Roadside restaurants in high street locations suited for click and collect and food-to-go will be a key part of TGI Fridays’ portfolio in Australia over the coming years, expecting its growing use of off-premise channels to drive growth despite the lion’s share of profits coming from dine-in.
“Most of all TGI Fridays historically in Australia the past 25 years have been developed around and within shopping centers,” Signature Hospitality Group (SHG) CEO James Sinclair said.
“But often, there is a longer path of travel than what you're seeing in a high street location and a standalone [restaurant] so having a mixture of our portfolio over the next decade is something we expect to see.”

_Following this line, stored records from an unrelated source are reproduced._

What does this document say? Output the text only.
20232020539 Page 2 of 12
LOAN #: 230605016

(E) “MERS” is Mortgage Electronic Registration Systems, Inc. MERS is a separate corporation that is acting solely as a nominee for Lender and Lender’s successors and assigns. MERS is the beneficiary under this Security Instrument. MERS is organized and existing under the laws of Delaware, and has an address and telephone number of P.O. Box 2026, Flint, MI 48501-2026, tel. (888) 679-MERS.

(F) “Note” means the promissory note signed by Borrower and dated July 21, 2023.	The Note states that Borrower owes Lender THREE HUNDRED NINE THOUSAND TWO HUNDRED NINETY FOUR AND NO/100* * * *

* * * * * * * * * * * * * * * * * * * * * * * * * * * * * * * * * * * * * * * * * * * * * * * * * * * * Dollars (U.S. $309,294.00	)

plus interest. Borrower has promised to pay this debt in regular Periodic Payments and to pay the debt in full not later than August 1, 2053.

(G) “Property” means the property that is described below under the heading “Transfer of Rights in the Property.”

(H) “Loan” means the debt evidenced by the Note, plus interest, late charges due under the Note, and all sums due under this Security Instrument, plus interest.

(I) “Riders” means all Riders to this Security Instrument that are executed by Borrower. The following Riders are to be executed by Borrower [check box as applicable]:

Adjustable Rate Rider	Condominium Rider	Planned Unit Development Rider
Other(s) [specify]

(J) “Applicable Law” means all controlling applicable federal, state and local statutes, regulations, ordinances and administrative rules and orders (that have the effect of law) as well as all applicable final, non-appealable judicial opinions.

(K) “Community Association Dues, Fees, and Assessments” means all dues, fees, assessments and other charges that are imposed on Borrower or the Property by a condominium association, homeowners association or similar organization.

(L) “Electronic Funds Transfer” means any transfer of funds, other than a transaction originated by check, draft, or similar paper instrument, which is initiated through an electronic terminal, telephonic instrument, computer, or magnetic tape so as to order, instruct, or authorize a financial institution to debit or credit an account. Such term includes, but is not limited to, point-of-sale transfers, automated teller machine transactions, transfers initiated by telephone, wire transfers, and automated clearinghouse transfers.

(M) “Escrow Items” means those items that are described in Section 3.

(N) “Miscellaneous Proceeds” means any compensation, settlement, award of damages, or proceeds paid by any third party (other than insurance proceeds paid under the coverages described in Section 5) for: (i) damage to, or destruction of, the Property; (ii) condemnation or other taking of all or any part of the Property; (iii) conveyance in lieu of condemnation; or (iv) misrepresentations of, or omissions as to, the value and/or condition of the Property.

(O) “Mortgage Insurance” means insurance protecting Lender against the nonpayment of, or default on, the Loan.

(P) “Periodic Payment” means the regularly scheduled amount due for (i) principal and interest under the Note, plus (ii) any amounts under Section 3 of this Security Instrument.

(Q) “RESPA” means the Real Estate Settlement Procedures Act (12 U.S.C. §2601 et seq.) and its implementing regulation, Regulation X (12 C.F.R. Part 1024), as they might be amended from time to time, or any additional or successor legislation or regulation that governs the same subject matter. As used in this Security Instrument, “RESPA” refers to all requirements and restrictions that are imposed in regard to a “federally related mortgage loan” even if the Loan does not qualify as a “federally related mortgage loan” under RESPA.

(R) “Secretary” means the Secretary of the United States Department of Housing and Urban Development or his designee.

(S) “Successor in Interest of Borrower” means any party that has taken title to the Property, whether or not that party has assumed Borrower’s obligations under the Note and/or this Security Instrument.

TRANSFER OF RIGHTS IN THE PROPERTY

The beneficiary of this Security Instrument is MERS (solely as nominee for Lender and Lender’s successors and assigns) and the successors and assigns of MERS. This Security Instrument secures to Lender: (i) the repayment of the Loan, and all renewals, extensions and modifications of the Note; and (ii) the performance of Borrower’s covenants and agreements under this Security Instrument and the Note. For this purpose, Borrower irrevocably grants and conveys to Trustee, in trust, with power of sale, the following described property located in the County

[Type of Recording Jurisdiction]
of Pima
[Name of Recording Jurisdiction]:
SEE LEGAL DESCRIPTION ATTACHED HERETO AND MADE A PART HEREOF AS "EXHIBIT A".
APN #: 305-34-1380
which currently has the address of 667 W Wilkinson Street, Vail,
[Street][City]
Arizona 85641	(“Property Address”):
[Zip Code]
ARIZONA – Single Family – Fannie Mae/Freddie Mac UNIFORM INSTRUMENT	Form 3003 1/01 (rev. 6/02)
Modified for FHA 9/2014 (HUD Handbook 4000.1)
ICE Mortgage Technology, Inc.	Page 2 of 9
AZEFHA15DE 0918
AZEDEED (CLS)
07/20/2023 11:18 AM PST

The company is in the process of doubling its 16-strong network, eyeing to have 30 TGI Fridays restaurants by 2024. This financial year through to June 30, it anticipates around $20 million in capital expenditures towards new bills, refurbishments, and expansion for the American chain and fellow SHG brand The Sporting Globe.
It recently opened its third Perth restaurant, located in Joondalup, and plans to focus on growing in NSW and QLD, including sites in Mount Druitt and the Sunshine Coast.
Whilst restaurants are now allowed to fully operate, the group —forced to quickly pivot to delivery during the height of the lockdowns last year— will continue its focus on delivering contactless digital ordering across its stores, seeing how 50% of all their transactions are now online. They are also piloting delivery also through our own platform using third party drivers.
Its loyalty program, also shared with The Sporting Globe, now boasts over half a million users.
“We have some guests that are ordering some parts through the app and sometimes through at the bar. We've worked really hard to ensure that the user experience can be as seamless as possible so that we are completely agnostic and [that] it's an omnichannel experience,” he said.
This approach also applies to how the company’s examining their current format, with Sinclair saying they have been expanding space to accommodate to-go orders. “We've been thinking about seating areas for people waiting for to-go [orders], how we engage with delivery drivers, and certainly new restaurants that we build.”
Al fresco areas, where relevant, will also be activated for customers in need of feeling safe when dining-in. Sinclair also confirmed they will pilot a company funded trial of rapid antigen testing as an additional safety measure for staff.
TGI Fridays is also expanding in the plant-based category, with SHG looking at substitute products for chicken and beef.
“There is NPD [new product development] that will occur over the next 12 months around that space for sure. We've also seen really high growth in non-alcoholic cocktails,” Sinclair noted,
The chain is also about to launch a new kid's menu offering “healthier” options. Reduction of plastics is also a key focus, he added.
Expecting a boom in dine-in next year, Sinclair also expects premiumization of experiences inside the stores themselves, citing consumers’ “pent up” savings and demand to socialise.
“Premiumization is continuing and people are wanting to have ‘wow’ experiences,” he said. “I think when you combine that huge amount of pent up savings with the demand of those things that we crave, we're going to see a real period of boom in a very positive 2022 in places where we've got successful vaccination strategies and safe reopening plans.”
Whilst industry still has some uncertainty around lockdowns, Sinclair believes the sector will see talent, predominantly from overseas, returning.
“We just need a really clear pathway to provide that job security,” he said.